The decremental response of the PMAP in moderate cases evolved a consistent fashion during the course of intoxication i.e. the degree of decrement increased or decreased with the respective worsening and improvement of weakness. All the patients reached the maximum decrement 8 – 45 hours after intoxication. At this time the CMAP was abolished after a few stimuli with high frequency stimulation (30 Hz) while at low stimulation (3HZ) only a decline in PMAP occurred. Slow recovery had occurred 24-36 hours later (first low and later high frequencies of stimulation). It was also noted that the posterior tibial and median nerves showed more mean values of percentage of decremental response than the common peroneal and ulnar nerves (Table 3).
Statistically significant decrease in the percentage of decrement test was noticed 30 minutes after toxogonin treatment, especially in the posterior tibial, median and common peroneal nerves at 30, 20 and 3 Hz stimulation as shown in table (4).
There was also statistically significant decrease in decrement test 2days and 4 days after toxogonin therapy in the posterior tibial, median and common peroneal nerves at 30,20and 3 Hz stimulation as shown in tables (5) and (6).

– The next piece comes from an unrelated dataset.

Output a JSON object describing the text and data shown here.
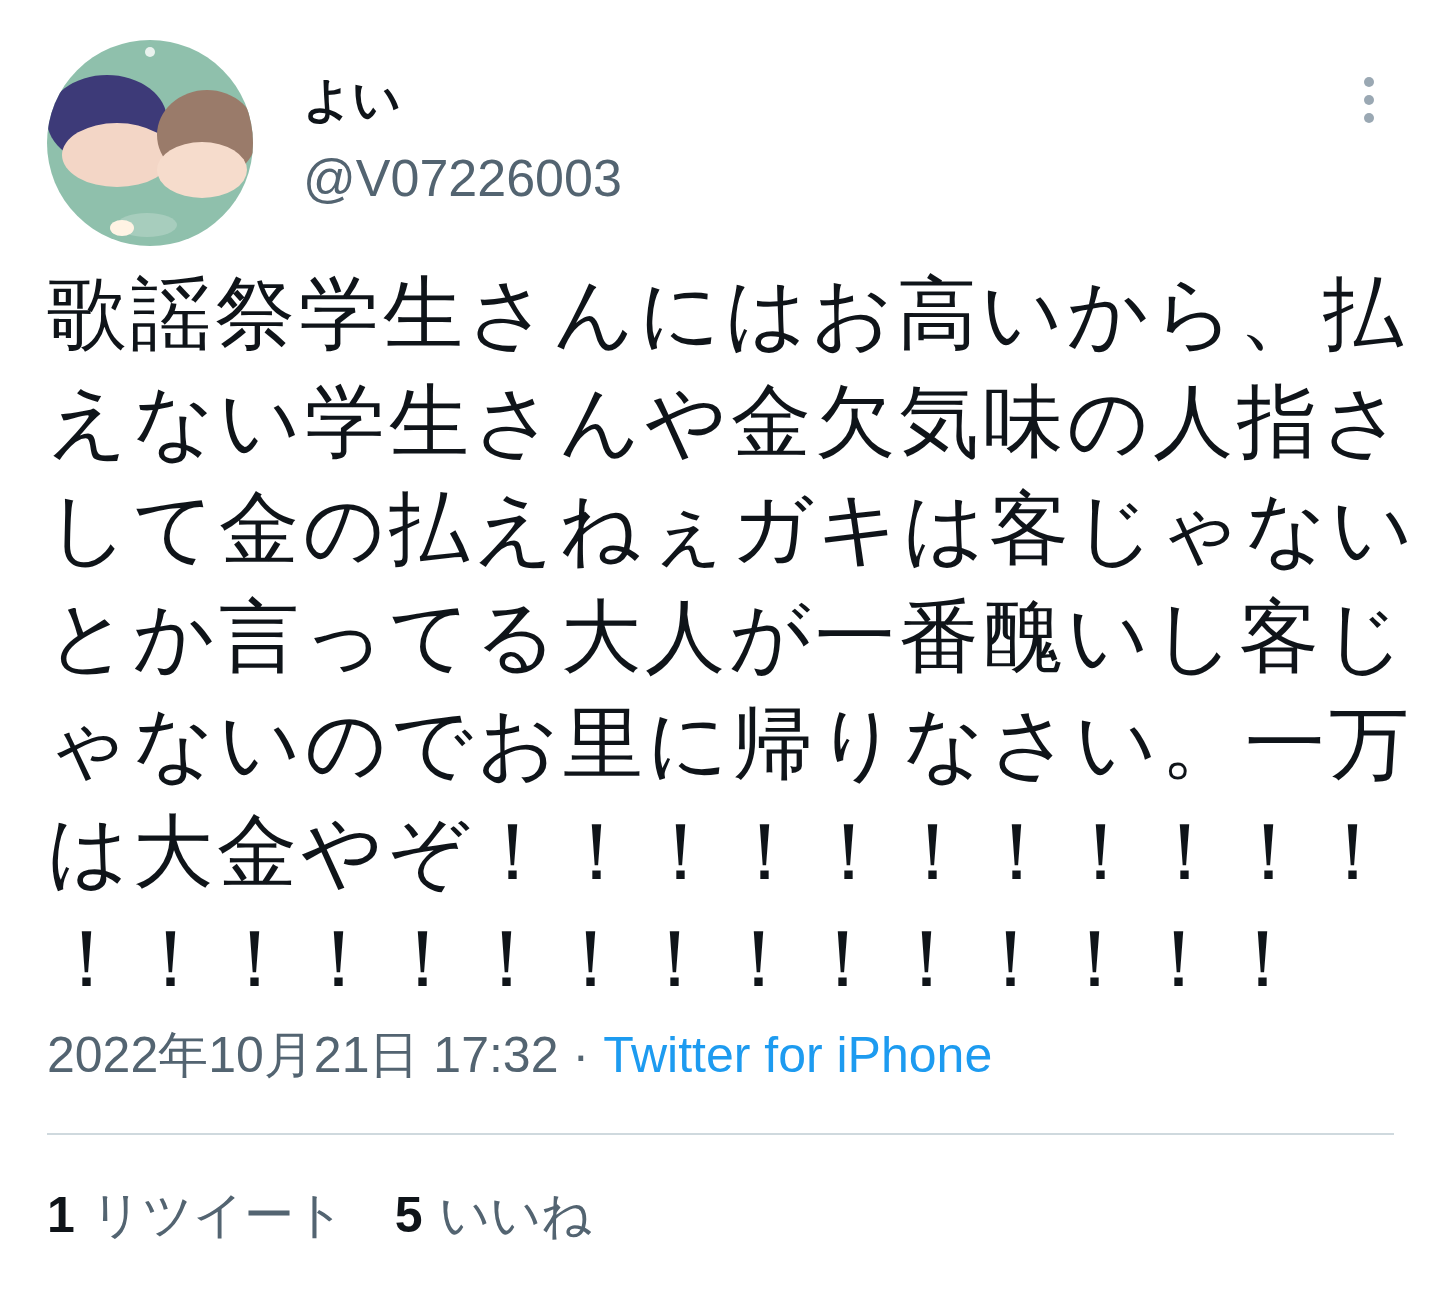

Statistical analysis using "Friedman test" to compare the percentage of decrement at 30 Hz before toxogonin, 30 min, day 2 and day 4 after toxogonin in the mild, moderate and severe groups revealed significant improvement in the percentage of decrement test after toxogonin treatment especially in the posterior tibial followed by the median then the ulnar and lastly the common peroneal nerves in the moderate and sever groups (Table 7).

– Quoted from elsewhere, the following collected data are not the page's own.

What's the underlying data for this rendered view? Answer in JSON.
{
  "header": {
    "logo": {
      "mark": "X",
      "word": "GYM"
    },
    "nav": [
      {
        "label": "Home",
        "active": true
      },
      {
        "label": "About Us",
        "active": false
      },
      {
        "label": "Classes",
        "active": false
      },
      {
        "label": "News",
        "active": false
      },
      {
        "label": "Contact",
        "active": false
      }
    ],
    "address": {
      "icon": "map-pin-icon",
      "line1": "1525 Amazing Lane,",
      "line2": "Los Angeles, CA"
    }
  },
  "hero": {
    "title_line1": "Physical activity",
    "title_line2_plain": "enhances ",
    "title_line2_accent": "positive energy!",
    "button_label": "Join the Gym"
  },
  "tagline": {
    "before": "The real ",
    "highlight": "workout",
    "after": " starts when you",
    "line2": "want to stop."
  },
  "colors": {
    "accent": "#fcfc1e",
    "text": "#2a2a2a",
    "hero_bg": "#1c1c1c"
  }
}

Statistical analysis using "Friedman test" to compare the percentage of decrement at 3 Hz before toxogonin, 30 min, day 2 and day 4 after toxogonin revealed statistically significant improvement in the percentage of decrement test after toxogonin only in the moderate group in (the median, ulnar, common peroneal and posterior tibial nerves). While statistically non significant improvement was observed in the percentage of decrement test after toxogonin in the mild and severe groups at low (3 Hz) stimulation (Table 8).